If the Internet and its components cannot be trusted, how will that affect business? Consider the case of Huawei, the Chinese company that last year became the world’s largest seller of telecom equipment. Yet its market share in North America is paltry, because the U.S. government has long claimed that Huawei’s gear is a Trojan horse for China’s intelligence services (see “Before Snowden, There Was Huawei”). Now American firms like Cisco Systems say their Chinese customers are turning away for similar reasons. After all, the Snowden documents suggest how vigorously the NSA worked to insert back doors in gear, software, and undersea cables—in some cases via what the agency called “sensitive, cooperative relationships with specific industry partners” identified by code names.
Mistrust is also creating business opportunities (see “Spinoffs from Spyland”). In this issue we travel to an old bunker in Switzerland that local entrepreneurs have turned into a server farm, hoping to do for data what the Swiss once did for Nazi gold and billionaires’ bank accounts. Thanks to its privacy laws and discreet culture, the country is emerging as a hub for advanced security technology (see “For Swiss Data Industry, NSA Leaks Are Good as Gold”). In Lewis’s view, these sorts of technological initiatives threaten the American lead in Internet services such as remote data storage. “It hasn’t been long enough to know if the economic effects are trivial or serious, but the emergence of foreign competitors is a sign that it’s serious,” he says.

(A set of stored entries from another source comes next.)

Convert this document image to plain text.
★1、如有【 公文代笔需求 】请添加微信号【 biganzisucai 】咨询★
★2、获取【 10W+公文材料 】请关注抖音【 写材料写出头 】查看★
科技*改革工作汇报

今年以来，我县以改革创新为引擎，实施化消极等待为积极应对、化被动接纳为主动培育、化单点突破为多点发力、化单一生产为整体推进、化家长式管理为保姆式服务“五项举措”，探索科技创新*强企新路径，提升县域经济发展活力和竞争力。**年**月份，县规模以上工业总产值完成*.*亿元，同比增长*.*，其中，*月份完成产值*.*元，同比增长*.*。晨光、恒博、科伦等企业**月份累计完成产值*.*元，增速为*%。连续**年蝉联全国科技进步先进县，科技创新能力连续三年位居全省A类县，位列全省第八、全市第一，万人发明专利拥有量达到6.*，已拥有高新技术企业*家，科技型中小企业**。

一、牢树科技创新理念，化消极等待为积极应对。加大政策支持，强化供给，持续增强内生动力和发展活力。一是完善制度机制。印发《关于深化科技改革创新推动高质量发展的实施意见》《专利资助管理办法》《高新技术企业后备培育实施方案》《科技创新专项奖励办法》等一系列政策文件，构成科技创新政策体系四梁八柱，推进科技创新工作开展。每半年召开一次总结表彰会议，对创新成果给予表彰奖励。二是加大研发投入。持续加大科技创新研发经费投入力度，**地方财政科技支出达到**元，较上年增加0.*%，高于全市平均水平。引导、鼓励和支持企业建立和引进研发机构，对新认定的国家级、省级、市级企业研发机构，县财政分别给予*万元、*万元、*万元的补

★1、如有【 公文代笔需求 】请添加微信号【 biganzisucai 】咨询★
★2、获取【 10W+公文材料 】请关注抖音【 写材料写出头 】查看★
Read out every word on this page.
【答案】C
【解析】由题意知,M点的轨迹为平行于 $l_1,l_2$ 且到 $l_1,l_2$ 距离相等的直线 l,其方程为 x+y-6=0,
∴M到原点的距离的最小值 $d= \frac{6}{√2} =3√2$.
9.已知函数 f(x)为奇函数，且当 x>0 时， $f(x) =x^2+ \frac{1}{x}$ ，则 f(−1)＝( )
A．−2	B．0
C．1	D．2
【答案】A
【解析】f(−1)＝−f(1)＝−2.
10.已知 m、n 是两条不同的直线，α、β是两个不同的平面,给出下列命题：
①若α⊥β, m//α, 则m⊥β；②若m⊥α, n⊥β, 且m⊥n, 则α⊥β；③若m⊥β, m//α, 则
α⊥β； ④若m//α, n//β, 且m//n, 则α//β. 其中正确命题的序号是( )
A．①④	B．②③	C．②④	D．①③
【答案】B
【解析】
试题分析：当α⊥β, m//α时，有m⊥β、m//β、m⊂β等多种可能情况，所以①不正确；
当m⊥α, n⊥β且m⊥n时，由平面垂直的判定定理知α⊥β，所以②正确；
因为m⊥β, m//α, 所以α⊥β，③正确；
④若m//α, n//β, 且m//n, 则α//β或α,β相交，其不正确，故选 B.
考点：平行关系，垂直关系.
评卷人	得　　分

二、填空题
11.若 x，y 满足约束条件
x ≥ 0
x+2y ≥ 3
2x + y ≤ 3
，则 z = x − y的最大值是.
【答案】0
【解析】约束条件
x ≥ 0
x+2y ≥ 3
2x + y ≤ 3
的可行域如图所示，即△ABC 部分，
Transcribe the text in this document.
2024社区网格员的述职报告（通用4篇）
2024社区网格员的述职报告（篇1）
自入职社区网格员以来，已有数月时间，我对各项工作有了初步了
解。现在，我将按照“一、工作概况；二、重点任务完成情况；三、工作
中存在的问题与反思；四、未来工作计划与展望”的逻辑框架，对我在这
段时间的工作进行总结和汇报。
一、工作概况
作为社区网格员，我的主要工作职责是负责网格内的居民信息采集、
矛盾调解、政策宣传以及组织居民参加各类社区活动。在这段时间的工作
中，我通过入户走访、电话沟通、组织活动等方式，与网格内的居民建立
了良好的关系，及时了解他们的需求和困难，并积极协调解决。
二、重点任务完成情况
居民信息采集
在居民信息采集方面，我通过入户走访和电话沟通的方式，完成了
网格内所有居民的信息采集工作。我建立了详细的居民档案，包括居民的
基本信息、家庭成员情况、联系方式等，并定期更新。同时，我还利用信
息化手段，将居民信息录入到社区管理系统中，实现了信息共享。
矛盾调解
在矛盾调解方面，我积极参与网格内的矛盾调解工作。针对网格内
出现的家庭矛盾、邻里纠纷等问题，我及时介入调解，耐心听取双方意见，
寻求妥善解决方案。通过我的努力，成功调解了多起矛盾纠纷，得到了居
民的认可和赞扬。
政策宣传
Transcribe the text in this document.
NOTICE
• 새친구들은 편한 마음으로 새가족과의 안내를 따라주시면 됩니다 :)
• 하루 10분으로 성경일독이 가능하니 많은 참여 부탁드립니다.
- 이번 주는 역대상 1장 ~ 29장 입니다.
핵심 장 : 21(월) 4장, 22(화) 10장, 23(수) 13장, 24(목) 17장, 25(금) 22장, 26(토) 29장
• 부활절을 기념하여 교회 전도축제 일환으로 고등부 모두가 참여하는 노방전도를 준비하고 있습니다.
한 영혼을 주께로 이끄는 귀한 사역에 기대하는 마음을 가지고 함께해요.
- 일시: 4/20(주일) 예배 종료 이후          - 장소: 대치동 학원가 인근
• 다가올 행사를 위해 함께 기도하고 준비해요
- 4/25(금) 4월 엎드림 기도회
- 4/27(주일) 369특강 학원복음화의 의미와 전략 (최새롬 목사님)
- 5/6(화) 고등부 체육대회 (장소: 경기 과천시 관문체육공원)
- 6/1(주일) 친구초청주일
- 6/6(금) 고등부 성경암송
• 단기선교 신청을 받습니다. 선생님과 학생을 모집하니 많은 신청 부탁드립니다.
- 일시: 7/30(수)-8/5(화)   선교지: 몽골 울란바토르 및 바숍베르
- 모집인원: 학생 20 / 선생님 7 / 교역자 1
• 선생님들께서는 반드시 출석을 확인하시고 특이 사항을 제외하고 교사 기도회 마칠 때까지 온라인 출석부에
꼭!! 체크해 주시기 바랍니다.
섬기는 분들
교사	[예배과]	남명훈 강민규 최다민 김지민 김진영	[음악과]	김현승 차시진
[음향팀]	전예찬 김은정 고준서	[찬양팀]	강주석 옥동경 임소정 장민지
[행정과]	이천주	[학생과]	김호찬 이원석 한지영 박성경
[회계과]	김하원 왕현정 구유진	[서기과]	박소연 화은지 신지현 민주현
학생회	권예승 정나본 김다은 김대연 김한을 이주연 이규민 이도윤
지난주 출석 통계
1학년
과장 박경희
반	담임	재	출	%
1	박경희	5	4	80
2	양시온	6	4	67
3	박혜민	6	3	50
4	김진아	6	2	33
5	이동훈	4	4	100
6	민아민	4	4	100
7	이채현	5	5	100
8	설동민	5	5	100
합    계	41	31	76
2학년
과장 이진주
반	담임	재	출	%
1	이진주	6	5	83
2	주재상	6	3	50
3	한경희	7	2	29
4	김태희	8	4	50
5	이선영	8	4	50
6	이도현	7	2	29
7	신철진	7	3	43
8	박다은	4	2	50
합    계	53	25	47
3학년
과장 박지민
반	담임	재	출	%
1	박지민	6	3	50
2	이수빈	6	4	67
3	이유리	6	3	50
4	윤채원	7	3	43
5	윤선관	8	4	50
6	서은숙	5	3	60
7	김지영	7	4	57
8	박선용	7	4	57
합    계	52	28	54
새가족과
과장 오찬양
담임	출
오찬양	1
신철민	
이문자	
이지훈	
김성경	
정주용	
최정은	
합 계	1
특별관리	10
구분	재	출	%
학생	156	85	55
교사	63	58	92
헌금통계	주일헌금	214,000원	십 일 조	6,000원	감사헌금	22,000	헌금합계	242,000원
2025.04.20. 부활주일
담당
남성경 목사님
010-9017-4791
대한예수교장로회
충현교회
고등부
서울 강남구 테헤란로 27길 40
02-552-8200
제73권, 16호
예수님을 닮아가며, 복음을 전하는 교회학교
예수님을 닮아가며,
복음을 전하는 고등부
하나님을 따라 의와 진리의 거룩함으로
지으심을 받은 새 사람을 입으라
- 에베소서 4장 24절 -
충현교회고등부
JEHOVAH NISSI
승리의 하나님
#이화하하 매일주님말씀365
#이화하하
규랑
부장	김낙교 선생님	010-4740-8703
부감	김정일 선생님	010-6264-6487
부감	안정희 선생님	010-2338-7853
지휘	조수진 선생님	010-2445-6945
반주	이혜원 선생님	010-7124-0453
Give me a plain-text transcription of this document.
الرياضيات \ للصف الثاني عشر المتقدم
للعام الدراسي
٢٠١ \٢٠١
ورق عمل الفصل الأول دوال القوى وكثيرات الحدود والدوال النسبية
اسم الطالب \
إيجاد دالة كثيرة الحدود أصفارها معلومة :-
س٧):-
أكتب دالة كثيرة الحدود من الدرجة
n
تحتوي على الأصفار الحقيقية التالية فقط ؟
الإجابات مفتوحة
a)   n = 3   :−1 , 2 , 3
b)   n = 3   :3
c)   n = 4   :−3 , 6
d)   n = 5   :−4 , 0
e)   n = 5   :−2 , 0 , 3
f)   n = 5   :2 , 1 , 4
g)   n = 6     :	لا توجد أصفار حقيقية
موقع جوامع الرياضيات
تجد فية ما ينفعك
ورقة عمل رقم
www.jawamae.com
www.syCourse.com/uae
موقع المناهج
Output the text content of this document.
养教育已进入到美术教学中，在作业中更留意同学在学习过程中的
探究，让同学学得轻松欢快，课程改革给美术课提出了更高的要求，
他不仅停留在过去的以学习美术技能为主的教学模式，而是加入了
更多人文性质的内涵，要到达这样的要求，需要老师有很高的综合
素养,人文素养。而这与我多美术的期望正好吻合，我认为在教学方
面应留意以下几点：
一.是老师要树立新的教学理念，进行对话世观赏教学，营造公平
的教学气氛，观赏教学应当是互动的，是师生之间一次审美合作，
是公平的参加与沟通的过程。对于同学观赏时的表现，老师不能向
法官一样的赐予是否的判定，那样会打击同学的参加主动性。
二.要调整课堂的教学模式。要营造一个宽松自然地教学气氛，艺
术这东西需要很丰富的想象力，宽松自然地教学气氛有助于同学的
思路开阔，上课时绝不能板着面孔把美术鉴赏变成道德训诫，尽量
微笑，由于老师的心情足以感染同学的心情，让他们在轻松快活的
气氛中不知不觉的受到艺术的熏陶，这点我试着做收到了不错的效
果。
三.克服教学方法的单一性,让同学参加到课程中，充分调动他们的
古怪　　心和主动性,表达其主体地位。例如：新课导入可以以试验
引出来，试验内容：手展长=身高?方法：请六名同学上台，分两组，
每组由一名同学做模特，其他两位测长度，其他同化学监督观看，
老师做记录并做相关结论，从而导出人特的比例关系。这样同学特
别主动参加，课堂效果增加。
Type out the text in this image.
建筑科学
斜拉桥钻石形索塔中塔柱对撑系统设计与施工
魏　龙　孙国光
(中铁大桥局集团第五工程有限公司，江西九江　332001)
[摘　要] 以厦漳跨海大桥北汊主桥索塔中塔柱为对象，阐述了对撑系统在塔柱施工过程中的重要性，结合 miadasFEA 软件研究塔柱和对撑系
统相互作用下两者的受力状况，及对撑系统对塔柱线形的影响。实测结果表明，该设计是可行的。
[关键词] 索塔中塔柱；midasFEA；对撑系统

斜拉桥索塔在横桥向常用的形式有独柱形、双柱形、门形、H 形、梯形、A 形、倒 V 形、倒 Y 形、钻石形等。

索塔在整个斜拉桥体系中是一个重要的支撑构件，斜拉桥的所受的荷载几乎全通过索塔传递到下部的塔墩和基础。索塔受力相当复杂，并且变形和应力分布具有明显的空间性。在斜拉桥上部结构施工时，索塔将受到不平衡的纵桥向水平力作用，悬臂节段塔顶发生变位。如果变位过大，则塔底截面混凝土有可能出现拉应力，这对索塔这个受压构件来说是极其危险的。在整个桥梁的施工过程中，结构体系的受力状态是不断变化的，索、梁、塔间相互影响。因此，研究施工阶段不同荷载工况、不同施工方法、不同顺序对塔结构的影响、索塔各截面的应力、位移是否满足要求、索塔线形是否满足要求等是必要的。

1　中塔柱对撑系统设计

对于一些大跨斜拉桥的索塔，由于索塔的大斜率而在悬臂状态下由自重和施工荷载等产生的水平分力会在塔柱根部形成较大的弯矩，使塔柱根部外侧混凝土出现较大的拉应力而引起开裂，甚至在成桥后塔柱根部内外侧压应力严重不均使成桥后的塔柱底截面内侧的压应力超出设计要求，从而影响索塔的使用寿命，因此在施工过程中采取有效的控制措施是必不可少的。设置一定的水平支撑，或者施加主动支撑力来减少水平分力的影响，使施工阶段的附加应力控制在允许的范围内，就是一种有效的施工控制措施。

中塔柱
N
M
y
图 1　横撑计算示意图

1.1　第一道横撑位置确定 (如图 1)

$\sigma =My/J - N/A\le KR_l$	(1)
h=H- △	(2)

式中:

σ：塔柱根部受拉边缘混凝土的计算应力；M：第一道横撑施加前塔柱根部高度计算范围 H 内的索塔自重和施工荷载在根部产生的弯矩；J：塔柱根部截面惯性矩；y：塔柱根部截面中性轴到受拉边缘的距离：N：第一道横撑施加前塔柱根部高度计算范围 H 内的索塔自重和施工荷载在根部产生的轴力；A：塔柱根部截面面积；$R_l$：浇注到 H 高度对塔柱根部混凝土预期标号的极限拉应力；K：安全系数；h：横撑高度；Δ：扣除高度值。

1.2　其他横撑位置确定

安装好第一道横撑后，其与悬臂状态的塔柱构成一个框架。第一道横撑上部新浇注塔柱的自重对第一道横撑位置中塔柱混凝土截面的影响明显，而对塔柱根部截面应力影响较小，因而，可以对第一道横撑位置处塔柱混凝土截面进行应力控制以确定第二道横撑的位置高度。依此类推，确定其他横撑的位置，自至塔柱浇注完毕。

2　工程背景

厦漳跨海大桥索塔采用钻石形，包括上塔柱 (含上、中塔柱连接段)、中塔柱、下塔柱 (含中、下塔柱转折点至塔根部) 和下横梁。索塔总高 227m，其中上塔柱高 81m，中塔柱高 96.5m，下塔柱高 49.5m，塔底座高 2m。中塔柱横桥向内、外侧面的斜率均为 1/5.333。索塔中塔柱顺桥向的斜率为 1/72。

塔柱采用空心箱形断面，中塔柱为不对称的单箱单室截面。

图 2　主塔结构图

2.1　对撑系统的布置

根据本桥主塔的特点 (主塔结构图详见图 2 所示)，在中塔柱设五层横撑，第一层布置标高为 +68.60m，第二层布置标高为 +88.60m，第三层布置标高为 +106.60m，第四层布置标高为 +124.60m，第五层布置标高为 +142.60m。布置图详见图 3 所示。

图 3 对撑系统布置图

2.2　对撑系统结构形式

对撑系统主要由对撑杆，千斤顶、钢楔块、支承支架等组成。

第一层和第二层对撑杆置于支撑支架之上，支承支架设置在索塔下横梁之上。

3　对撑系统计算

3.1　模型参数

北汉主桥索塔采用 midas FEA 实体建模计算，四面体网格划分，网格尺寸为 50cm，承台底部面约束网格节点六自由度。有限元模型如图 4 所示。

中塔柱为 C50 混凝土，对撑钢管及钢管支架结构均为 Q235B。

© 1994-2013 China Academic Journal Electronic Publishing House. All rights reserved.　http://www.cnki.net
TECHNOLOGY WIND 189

There’s even a shift under way in consumer technology. Consumers have been rushing to download texting apps like Snapchat, where messages disappear. They are posting on anonymous message boards like Whispr and buying “cryptophones” that scramble their calls. Spy-shop stuff is going mainstream. Phil Zimmerman, a famous privacy advocate, helped create one of the cryptophones, the $629 Blackphone, launched in February at the big mobile communications conference in Barcelona, Spain (see “For $3,500, a Spy-Resistant Smartphone”).
That is how Edward Snowden is affecting business. People are asking questions about technology products, and technology companies, that they never asked before. Is it safe to connect? Are you Russian or American? “This is something that changed since last June, when the leaks started,” says Mikko Hypponen, chief research officer of the Finnish security company F-Secure. “Before, the idea was that the Web had no borders, no countries. This was the naïve utopia. Now we have woken up.”